Trial and Conviction: A Twisted Pact Exposed

Kelly’s Michigan trial began February 14, 2017 lasting three weeks. Prosecutors portrayed her as a manipulator who lured Chris with sex, enabling Jason’s shot, then dismembered him with a saw, burning parts in the fire pit. The pact emerged as key evidence: wedding vows to kill cheaters, recorded in Kelly’s own words during interrogations. She took the stand, claiming Jason’s abuse—pointing to the punched door as proof—and denying the pact, admitting only to helping hide the body after he “forced” her. Her defense highlighted her lies and addiction, arguing unreliability, with her attorney stating, “She’s a liar, and her stories are a maze.”

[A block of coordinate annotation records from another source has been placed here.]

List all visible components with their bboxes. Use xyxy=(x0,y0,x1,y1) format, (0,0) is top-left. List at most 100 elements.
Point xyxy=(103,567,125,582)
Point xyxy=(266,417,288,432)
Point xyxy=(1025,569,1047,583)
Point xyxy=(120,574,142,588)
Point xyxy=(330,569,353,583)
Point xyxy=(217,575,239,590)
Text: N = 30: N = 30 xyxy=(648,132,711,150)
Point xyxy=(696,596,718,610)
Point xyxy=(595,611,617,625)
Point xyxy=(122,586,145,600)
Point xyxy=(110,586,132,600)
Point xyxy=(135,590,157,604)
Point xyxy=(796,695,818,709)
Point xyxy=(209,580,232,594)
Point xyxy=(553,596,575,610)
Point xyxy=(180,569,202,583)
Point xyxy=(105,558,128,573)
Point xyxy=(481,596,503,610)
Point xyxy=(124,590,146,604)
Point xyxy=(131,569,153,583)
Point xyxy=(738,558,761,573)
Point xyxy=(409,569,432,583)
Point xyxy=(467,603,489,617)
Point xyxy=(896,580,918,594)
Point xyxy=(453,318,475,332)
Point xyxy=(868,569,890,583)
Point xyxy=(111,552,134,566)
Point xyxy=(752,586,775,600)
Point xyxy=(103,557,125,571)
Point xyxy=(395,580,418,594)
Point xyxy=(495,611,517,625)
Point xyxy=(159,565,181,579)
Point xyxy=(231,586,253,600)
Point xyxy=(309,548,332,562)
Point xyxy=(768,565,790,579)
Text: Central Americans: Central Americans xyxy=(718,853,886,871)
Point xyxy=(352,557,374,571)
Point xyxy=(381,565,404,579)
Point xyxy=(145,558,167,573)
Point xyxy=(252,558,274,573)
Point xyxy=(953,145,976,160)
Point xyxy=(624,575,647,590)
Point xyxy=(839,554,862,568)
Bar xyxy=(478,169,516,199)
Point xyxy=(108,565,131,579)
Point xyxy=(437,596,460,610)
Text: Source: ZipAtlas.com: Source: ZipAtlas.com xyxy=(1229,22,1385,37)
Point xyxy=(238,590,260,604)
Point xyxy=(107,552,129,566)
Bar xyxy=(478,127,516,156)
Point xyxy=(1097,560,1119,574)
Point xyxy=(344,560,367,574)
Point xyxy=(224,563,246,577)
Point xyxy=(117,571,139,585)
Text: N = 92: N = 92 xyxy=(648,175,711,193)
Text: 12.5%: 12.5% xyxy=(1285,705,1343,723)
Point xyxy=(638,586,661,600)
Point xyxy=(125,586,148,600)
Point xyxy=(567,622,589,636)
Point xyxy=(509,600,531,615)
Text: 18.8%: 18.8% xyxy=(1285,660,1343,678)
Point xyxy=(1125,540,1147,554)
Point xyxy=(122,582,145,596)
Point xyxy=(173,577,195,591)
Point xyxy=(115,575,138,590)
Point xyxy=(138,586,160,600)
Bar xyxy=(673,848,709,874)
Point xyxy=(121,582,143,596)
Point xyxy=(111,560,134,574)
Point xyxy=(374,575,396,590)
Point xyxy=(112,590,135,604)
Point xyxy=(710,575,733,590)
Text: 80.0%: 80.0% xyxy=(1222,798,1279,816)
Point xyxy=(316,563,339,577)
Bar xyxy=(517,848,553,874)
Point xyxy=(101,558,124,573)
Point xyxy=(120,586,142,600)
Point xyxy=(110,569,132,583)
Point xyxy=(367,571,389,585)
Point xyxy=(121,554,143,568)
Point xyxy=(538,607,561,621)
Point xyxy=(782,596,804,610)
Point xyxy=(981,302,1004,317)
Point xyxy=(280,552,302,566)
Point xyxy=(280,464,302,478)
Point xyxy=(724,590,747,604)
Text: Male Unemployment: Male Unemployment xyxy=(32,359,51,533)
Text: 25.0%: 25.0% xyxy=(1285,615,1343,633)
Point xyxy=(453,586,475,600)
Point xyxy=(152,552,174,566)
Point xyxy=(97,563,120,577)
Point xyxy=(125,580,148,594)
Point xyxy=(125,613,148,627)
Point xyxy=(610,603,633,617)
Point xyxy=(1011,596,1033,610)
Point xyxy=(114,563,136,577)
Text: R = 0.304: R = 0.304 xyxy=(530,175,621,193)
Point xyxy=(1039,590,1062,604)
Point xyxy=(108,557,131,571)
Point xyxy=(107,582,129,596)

After three hours, the jury convicted her on all counts May 17, 2017, sentencing her to life without parole. Chief Frizzo, fired amid controversy—allegedly for gender bias and publicity—called it justice for Chris, later winning a $150,000 wrongful termination settlement. In Indiana, Kelly’s May 16, 2018, guilty plea to Jason’s murder added 65 years, ensuring no further charges there. Her 2019 appeal failed, upholding the life sentence at Women’s Huron Valley Correctional Facility.